Re: Tereska. Cud-szylkretka . Jeszcze z oczami.

PostNapisane: Śro paź 28, 2009 16:37
przez Tyzma
och biedna malutka :cry:

Re: Tereska. Cud-szylkretka . Jeszcze z oczami.

PostNapisane: Śro paź 28, 2009 16:55
przez Agneska
Never pisze:to prawda, widziałam gorsze oczka z którymi dało się cos zrobic - poza tym czy ona nie jest za malutka na operację? Z całym szacunkiem do wetki -stażystki - tutaj najwięcej by pomógł okulista.
Moja kotka nie widzi ale ma oczy.... jesli udałobyb się załatwic transport zorganizuję wizytę w W-wie u dr Garncarza.


Może warto chociaż spróbować?
:ok:

Re: Tereska. Cud-szylkretka . Jeszcze z oczami.

PostNapisane: Śro paź 28, 2009 17:00
przez Kasia D.
Agneska pisze:
Never pisze:to prawda, widziałam gorsze oczka z którymi dało się cos zrobic - poza tym czy ona nie jest za malutka na operację? Z całym szacunkiem do wetki -stażystki - tutaj najwięcej by pomógł okulista.
Moja kotka nie widzi ale ma oczy.... jesli udałobyb się załatwic transport zorganizuję wizytę w W-wie u dr Garncarza.

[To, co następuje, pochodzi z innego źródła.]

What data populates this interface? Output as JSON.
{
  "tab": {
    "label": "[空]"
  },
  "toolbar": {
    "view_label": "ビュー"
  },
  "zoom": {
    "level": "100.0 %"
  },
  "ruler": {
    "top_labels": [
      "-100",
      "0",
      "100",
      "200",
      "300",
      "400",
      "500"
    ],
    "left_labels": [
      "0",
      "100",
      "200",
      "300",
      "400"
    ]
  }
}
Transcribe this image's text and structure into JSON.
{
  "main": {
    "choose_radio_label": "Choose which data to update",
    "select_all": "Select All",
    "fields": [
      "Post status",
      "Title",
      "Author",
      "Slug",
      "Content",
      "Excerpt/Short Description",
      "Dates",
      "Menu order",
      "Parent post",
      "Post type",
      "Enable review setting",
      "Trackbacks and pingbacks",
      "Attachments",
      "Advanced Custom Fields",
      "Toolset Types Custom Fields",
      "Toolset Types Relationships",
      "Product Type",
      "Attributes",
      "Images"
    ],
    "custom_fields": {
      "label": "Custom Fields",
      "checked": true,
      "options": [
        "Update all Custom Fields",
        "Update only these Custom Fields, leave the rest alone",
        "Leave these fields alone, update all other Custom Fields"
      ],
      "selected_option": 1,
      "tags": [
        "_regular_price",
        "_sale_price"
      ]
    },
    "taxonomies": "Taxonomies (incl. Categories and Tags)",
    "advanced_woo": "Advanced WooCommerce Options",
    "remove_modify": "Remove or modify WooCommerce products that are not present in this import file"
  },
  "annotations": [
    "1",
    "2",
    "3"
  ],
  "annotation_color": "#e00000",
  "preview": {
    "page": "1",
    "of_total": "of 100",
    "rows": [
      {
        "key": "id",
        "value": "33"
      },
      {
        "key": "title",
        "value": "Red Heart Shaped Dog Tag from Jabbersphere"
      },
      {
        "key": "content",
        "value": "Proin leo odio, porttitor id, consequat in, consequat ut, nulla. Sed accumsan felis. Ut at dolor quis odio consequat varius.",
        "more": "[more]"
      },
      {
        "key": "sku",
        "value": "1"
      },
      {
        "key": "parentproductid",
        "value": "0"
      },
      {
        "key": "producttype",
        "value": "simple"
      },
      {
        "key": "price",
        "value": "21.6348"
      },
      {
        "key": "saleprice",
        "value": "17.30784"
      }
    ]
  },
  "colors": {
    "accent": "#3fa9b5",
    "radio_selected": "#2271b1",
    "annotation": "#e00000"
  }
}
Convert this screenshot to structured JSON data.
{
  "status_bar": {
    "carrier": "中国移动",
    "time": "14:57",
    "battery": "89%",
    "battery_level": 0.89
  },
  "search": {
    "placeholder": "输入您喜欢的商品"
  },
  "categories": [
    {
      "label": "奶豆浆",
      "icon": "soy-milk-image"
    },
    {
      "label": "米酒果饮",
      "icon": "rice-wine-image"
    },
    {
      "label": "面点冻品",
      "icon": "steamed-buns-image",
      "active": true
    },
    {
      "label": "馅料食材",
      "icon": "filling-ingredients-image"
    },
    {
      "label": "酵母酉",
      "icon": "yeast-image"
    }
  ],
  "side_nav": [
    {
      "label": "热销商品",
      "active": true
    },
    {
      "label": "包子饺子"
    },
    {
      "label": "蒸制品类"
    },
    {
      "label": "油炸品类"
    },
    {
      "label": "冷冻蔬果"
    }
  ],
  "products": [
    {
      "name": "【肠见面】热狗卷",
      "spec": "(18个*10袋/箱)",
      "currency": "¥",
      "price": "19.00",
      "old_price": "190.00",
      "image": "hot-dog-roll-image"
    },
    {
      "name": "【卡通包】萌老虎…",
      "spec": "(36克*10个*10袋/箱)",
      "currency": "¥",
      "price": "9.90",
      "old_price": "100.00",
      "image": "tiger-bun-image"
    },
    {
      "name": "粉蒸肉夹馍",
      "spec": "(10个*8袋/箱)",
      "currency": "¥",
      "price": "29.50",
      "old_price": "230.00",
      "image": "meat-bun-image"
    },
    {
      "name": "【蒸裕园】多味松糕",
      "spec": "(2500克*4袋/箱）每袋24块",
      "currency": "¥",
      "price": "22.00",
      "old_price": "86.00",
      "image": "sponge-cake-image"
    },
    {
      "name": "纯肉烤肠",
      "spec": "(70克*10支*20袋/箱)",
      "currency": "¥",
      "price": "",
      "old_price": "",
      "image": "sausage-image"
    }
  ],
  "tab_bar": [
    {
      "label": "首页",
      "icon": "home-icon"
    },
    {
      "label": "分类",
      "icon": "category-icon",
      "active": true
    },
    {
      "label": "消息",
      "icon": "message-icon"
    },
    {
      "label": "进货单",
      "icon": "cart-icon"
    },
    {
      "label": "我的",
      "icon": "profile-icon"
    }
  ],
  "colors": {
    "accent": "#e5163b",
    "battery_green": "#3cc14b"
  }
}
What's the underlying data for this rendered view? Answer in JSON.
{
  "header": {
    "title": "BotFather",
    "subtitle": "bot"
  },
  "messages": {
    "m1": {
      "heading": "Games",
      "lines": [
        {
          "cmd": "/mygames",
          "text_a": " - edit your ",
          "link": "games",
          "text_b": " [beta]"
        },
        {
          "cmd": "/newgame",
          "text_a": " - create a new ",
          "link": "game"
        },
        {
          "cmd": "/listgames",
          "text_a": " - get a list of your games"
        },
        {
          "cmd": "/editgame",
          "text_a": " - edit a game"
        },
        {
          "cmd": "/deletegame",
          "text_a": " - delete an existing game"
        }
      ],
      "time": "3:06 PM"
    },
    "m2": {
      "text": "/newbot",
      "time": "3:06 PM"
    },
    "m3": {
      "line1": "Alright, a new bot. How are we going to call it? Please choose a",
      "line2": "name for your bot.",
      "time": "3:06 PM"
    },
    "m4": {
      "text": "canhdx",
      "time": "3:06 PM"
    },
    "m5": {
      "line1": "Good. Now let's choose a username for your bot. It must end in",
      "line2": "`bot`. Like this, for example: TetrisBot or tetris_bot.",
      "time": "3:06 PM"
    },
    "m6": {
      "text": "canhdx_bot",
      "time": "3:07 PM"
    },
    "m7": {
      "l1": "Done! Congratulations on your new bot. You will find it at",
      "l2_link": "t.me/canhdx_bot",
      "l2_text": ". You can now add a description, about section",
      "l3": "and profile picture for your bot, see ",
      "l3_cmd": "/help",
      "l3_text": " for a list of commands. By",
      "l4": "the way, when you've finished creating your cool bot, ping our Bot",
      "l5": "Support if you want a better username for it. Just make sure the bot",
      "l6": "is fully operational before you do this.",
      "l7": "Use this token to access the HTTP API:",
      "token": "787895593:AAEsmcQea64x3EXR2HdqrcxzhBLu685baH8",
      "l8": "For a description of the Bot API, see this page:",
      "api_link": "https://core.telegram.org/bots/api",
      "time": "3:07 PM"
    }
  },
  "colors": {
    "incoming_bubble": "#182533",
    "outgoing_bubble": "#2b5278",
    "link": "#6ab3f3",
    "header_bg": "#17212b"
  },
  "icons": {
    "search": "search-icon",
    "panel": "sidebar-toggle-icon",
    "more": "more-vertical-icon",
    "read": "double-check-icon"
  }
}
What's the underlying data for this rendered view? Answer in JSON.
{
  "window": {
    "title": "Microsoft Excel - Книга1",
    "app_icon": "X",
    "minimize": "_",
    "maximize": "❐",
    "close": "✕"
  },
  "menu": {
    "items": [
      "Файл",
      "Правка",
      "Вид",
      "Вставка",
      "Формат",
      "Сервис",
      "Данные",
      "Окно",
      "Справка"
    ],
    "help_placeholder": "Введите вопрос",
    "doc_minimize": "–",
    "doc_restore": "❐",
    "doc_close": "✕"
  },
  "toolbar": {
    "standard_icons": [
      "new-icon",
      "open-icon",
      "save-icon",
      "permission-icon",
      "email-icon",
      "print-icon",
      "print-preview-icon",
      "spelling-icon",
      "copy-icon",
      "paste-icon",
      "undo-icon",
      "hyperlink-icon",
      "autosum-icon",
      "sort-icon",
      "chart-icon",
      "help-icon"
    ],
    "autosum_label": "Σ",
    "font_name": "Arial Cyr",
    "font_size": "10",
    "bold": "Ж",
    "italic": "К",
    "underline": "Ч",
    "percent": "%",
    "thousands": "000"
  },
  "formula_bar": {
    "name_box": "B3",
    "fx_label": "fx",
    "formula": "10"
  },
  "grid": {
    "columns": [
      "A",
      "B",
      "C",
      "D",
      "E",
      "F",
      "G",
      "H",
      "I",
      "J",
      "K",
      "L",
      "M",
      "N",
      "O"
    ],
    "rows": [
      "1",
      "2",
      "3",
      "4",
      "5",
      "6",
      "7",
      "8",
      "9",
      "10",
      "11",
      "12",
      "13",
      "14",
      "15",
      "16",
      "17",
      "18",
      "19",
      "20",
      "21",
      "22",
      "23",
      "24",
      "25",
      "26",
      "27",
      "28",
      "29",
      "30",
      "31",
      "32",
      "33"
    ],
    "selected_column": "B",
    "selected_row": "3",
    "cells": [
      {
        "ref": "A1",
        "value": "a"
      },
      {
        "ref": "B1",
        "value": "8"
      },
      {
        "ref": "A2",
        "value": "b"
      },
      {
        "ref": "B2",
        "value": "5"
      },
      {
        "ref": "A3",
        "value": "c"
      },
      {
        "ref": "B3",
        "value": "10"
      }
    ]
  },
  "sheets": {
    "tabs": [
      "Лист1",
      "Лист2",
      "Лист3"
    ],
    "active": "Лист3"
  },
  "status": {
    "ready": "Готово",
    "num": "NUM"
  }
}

Może warto chociaż spróbować?
:ok:


PÓjdę z nią najpierw do dr. Balickiego, tu na miejscu.
Zobaczymy co powie.
Na razie kicia dostaje cusi-chloramphenicol w maści.

Obrazek

Re: Tereska. Cud-szylkretka . Jeszcze z oczami.

PostNapisane: Śro paź 28, 2009 17:39
przez Lidka
Super, też tym leczyłam z dobrym skutkiem, oby maleńkiej sie udało.